Geraint Thomas, lui, se concentrera sur le Giro et fait, à l'instar de Froome, contre mauvaise fortune bon coeur: "En 2017, au Giro, ma forme était excellente. Mais j'ai abandonné sur chute. J'ai toujours voulu revenir en Italie, j'aime le pays, les fans, les routes et la nourriture", explique-t-il. Cette dernière déclaration ravira ses détracteurs, qui ont parfois douté de la capacité du Gallois à maintenir son poids de forme.
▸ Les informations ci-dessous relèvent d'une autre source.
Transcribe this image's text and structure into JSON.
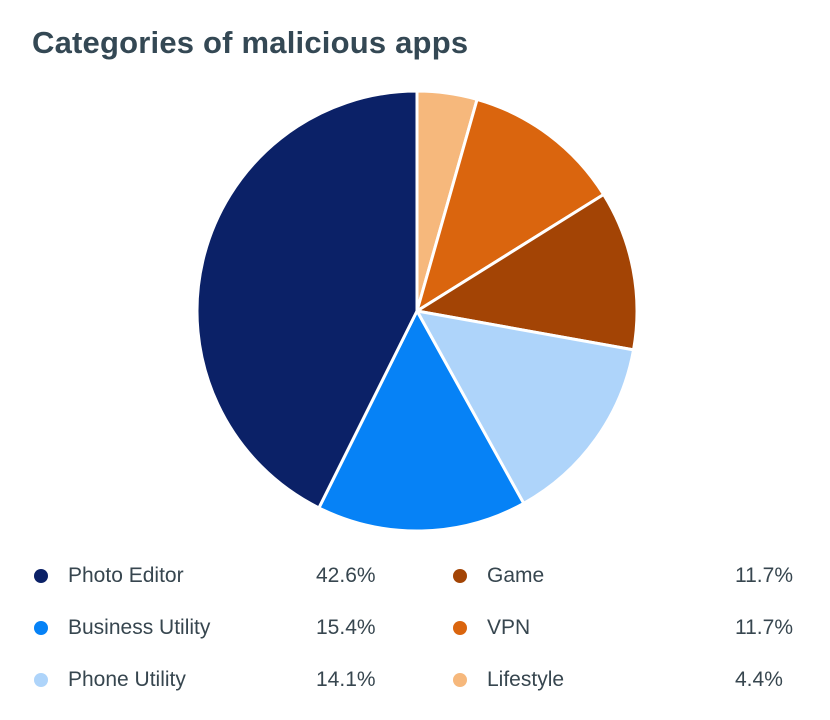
{
  "page": {
    "background": "#ffffff"
  },
  "chart_data": {
    "type": "pie",
    "title": "Categories of malicious apps",
    "unit": "%",
    "start_angle_deg": 0,
    "direction": "clockwise",
    "legend_position": "bottom-two-columns",
    "slice_draw_order_from_top": [
      5,
      4,
      3,
      2,
      1,
      0
    ],
    "separator_color": "#ffffff",
    "items": [
      {
        "label": "Photo Editor",
        "value": 42.6,
        "display": "42.6%",
        "color": "#0b2167"
      },
      {
        "label": "Business Utility",
        "value": 15.4,
        "display": "15.4%",
        "color": "#0682f6"
      },
      {
        "label": "Phone Utility",
        "value": 14.1,
        "display": "14.1%",
        "color": "#aed4fa"
      },
      {
        "label": "Game",
        "value": 11.7,
        "display": "11.7%",
        "color": "#a34405"
      },
      {
        "label": "VPN",
        "value": 11.7,
        "display": "11.7%",
        "color": "#da650e"
      },
      {
        "label": "Lifestyle",
        "value": 4.4,
        "display": "4.4%",
        "color": "#f6b87c"
      }
    ],
    "text_colors": {
      "title": "#344854",
      "legend": "#37464f"
    }
  }
}
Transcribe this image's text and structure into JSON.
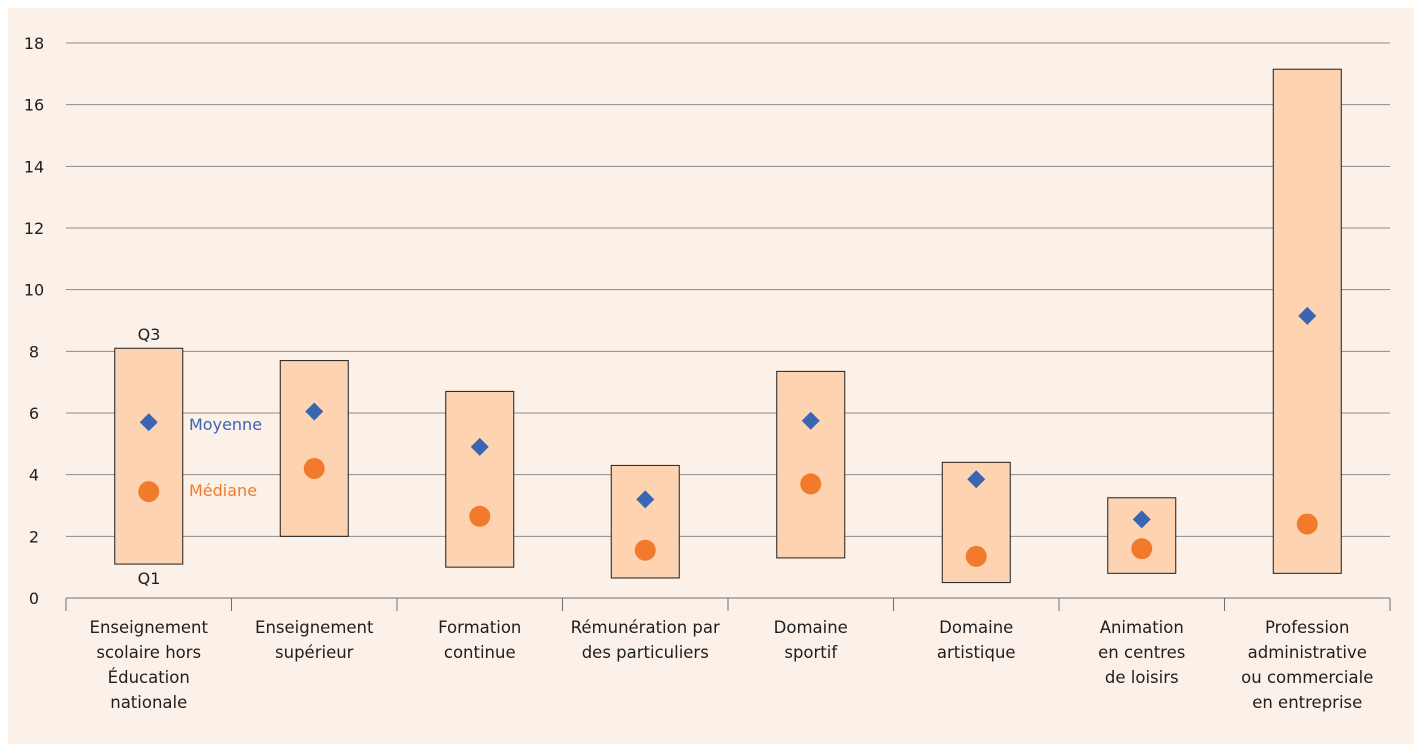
{
  "chart_data": {
    "type": "box",
    "ylim": [
      0,
      18
    ],
    "yticks": [
      "0",
      "2",
      "4",
      "6",
      "8",
      "10",
      "12",
      "14",
      "16",
      "18"
    ],
    "grid": true,
    "categories": [
      [
        "Enseignement",
        "scolaire hors",
        "Éducation",
        "nationale"
      ],
      [
        "Enseignement",
        "supérieur"
      ],
      [
        "Formation",
        "continue"
      ],
      [
        "Rémunération par",
        "des particuliers"
      ],
      [
        "Domaine",
        "sportif"
      ],
      [
        "Domaine",
        "artistique"
      ],
      [
        "Animation",
        "en centres",
        "de loisirs"
      ],
      [
        "Profession",
        "administrative",
        "ou commerciale",
        "en entreprise"
      ]
    ],
    "q1": [
      1.1,
      2.0,
      1.0,
      0.65,
      1.3,
      0.5,
      0.8,
      0.8
    ],
    "q3": [
      8.1,
      7.7,
      6.7,
      4.3,
      7.35,
      4.4,
      3.25,
      17.15
    ],
    "mean": [
      5.7,
      6.05,
      4.9,
      3.2,
      5.75,
      3.85,
      2.55,
      9.15
    ],
    "median": [
      3.45,
      4.2,
      2.65,
      1.55,
      3.7,
      1.35,
      1.6,
      2.4
    ],
    "annotations": {
      "q3": "Q3",
      "q1": "Q1",
      "mean": "Moyenne",
      "median": "Médiane"
    },
    "colors": {
      "box_fill": "#fdd3b1",
      "box_stroke": "#1e1e1e",
      "mean": "#3a65b0",
      "median": "#f27a2c",
      "grid": "#8a8a8a",
      "background": "#fcf1e8"
    }
  }
}
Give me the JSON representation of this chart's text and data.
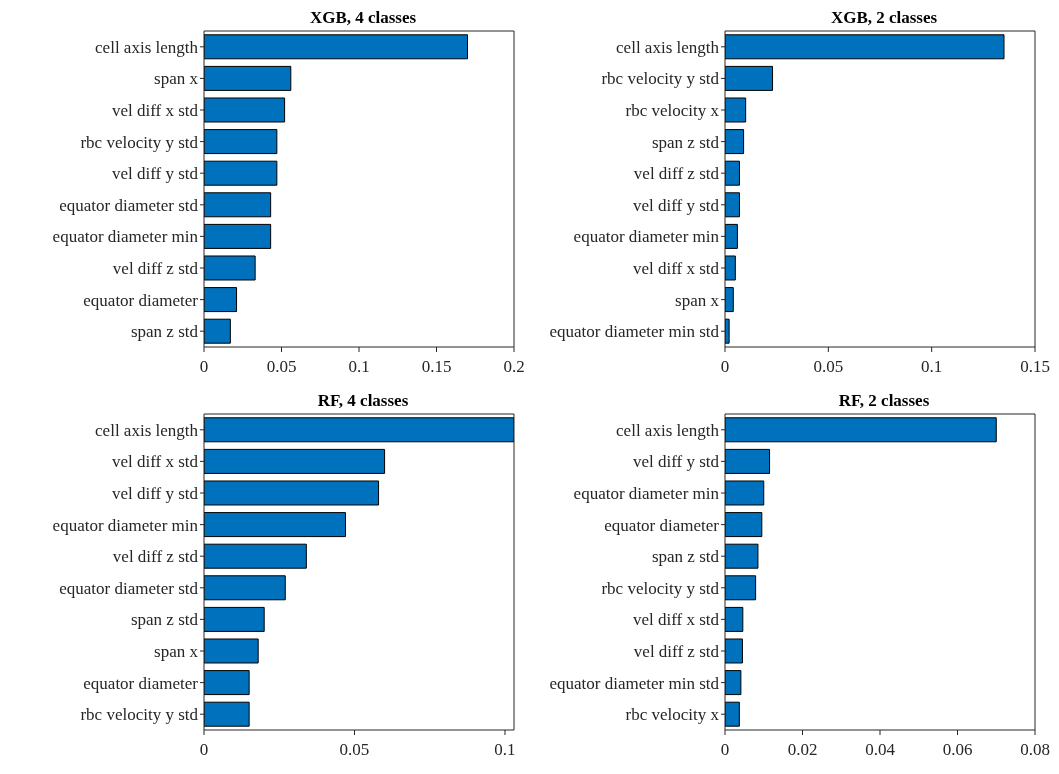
{
  "chart_data": [
    {
      "type": "bar",
      "orientation": "horizontal",
      "title": "XGB, 4 classes",
      "categories": [
        "cell axis length",
        "span x",
        "vel diff x std",
        "rbc velocity y std",
        "vel diff y std",
        "equator diameter std",
        "equator diameter min",
        "vel diff z std",
        "equator diameter",
        "span z std"
      ],
      "values": [
        0.17,
        0.056,
        0.052,
        0.047,
        0.047,
        0.043,
        0.043,
        0.033,
        0.021,
        0.017
      ],
      "color": "#0072bd",
      "xlim": [
        0,
        0.2
      ],
      "xticks": [
        0,
        0.05,
        0.1,
        0.15,
        0.2
      ],
      "grid": false
    },
    {
      "type": "bar",
      "orientation": "horizontal",
      "title": "XGB, 2 classes",
      "categories": [
        "cell axis length",
        "rbc velocity y std",
        "rbc velocity x",
        "span z std",
        "vel diff z std",
        "vel diff y std",
        "equator diameter min",
        "vel diff x std",
        "span x",
        "equator diameter min std"
      ],
      "values": [
        0.135,
        0.023,
        0.01,
        0.009,
        0.007,
        0.007,
        0.006,
        0.005,
        0.004,
        0.002
      ],
      "color": "#0072bd",
      "xlim": [
        0,
        0.15
      ],
      "xticks": [
        0,
        0.05,
        0.1,
        0.15
      ],
      "grid": false
    },
    {
      "type": "bar",
      "orientation": "horizontal",
      "title": "RF, 4 classes",
      "categories": [
        "cell axis length",
        "vel diff x std",
        "vel diff y std",
        "equator diameter min",
        "vel diff z std",
        "equator diameter std",
        "span z std",
        "span x",
        "equator diameter",
        "rbc velocity y std"
      ],
      "values": [
        0.103,
        0.06,
        0.058,
        0.047,
        0.034,
        0.027,
        0.02,
        0.018,
        0.015,
        0.015
      ],
      "color": "#0072bd",
      "xlim": [
        0,
        0.103
      ],
      "xticks": [
        0,
        0.05,
        0.1
      ],
      "grid": false
    },
    {
      "type": "bar",
      "orientation": "horizontal",
      "title": "RF, 2 classes",
      "categories": [
        "cell axis length",
        "vel diff y std",
        "equator diameter min",
        "equator diameter",
        "span z std",
        "rbc velocity y std",
        "vel diff x std",
        "vel diff z std",
        "equator diameter min std",
        "rbc velocity x"
      ],
      "values": [
        0.07,
        0.0115,
        0.01,
        0.0095,
        0.0085,
        0.0079,
        0.0046,
        0.0045,
        0.0041,
        0.0037
      ],
      "color": "#0072bd",
      "xlim": [
        0,
        0.08
      ],
      "xticks": [
        0,
        0.02,
        0.04,
        0.06,
        0.08
      ],
      "grid": false
    }
  ]
}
Egan Bernal, lui, jouira donc du statut de leader unique sur le Tour de France. "Ce sera étrange sans Geraint et Froomey. Mais je pourrai peut-être aider Chris à la Vuelta. En tout cas, après le Tour, je n'ai aucune ambition personnelle", détaille le Colombien.

Les trois hommes font donc bonne figure, avec cette communication parfaitement maîtrisée. Reste à voir comment cela se traduira en compétition.